When I got there, the place really was transformed, to the point where I felt a bit awkward. The tavern that normally tends toward rowdy was filled with tables, patrons sitting quietly while they waited for Chaney to take the stage. And take it she did: early in the show, she asked if anyone had heard of Anne Briggs. If people had, they were too intimidated by the silence in the room to admit it. But her renditions of Briggs’s tunes were what brought me to her show. A few years back, one of my mentors sent me some of her 1960s material that has largely gone unacknowledged in mainstream folk narratives since it was recorded. The songs are gripping in their simplicity and sparseness, and Chaney captures that same spirit in both her covers and originals.

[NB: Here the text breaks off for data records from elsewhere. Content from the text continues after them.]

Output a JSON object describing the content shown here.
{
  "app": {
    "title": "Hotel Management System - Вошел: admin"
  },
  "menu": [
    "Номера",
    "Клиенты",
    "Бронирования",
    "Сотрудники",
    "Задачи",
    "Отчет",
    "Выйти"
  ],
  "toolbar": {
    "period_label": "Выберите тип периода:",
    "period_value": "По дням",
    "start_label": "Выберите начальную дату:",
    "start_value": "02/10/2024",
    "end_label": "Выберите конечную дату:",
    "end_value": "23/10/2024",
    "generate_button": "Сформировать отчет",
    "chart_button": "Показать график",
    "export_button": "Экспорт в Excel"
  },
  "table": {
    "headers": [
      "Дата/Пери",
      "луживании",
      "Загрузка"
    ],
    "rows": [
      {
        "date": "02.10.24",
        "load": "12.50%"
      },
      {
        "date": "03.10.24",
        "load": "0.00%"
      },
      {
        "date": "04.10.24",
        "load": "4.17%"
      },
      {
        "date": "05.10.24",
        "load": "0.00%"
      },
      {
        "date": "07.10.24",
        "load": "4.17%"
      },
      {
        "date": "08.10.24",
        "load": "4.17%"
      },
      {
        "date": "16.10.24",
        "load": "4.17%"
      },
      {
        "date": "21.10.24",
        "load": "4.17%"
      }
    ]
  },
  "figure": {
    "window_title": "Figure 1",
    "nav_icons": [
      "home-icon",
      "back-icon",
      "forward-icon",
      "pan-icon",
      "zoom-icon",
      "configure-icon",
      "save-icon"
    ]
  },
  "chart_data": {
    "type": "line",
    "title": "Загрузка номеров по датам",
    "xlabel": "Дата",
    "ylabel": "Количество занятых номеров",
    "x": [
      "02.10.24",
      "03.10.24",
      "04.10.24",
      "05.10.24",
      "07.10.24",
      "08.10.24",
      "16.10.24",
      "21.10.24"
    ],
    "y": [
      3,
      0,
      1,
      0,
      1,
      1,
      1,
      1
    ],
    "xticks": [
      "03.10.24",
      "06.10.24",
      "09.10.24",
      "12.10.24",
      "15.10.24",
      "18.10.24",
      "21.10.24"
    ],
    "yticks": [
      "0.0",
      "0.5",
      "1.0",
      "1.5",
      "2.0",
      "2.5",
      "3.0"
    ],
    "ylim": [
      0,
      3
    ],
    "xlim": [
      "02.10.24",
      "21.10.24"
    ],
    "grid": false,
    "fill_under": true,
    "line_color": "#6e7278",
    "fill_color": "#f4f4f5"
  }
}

The night felt like a completely different time and place for me. I’m not sure if it was my company for the evening, the fact that I was lifted out of the Toronto cold and tucked into a dark corner of the Dakota, the warmth of Chaney’s voice, the hushed audience, or a combination of all of the above, but it was a night bordering on magical. She kept us listening from start to finish, offering her version of Mitchell’s “A Case of You” from the piano as a gesture to us “robust” concertgoers and the Canadian winter she was experiencing for the first time, as a way to cap off a night of truly interesting, thoughtful songs. I’m definitely a fan.